In effetti, la risposta di solidarietà del popolo fu spontanea e commovente. Jorge, un altro amico de La Plata, ha risposto alla mia chiamata con questo messaggio:”Grazie caro amico, stiamo bene. Prima dell’inefficiente, lento e malintenzionato apparato statale (municipale, provinciale e nazionale) la disponibilità della gente, in particolare dei giovani della Caritas, del Banco Alimentare, della Croce Rossa, delle parrocchie, delle scuole cattoliche e di alcuni centri evangelici, ha dato risposte umane di fronte a una simile catastrofe. Come ha detto un fedele nel quartiere, “l’effetto Francesco” ha sensibilizzato i nostri cuori all’azione misericordiosa di Cristo. Un abbraccio”.

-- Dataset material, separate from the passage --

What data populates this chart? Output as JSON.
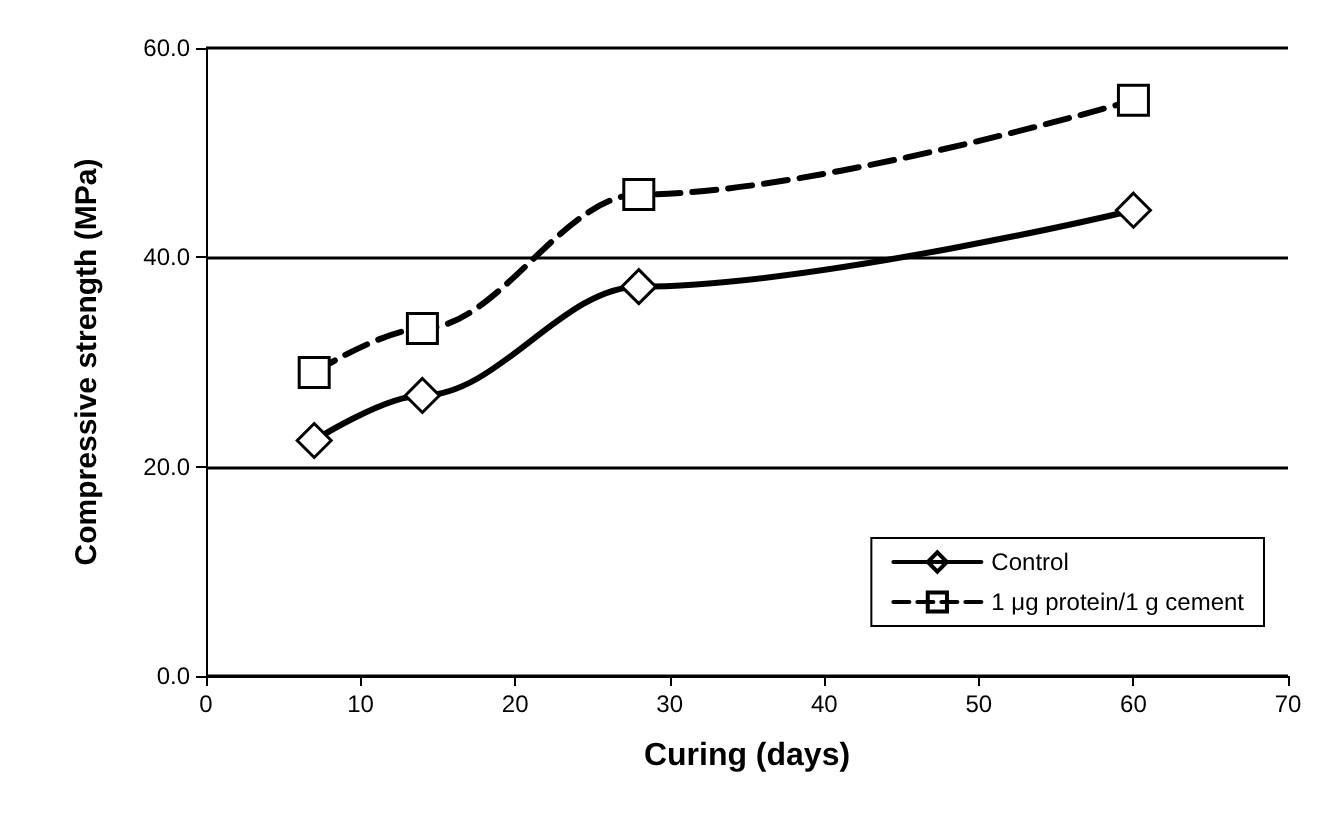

È stata un’enorme prova di solidarietà, e anche di sussidiarietà: l’aiuto delle organizzazioni intermedie ha superato ampliamente in quantità ed efficacia quello delle autorità ufficiali. A più di una settimana dall’alluvione, i politici ancora litigano tra loro per la quantità di morti (ufficialmente 52, ma apparentemente qualcuno in più) e si accusano a vicenda per la responsabilità di quanto avvenuto.
Tutti dobbiamo pulire profondamente le nostre case, staccarci dalle cose inutili e anche di quelle utili per darle ad altri, accompagnare chi soffre di più, affrontare la realtà rispondendo alla naturale domanda che sorge sul significato di tutto quel che è accaduto.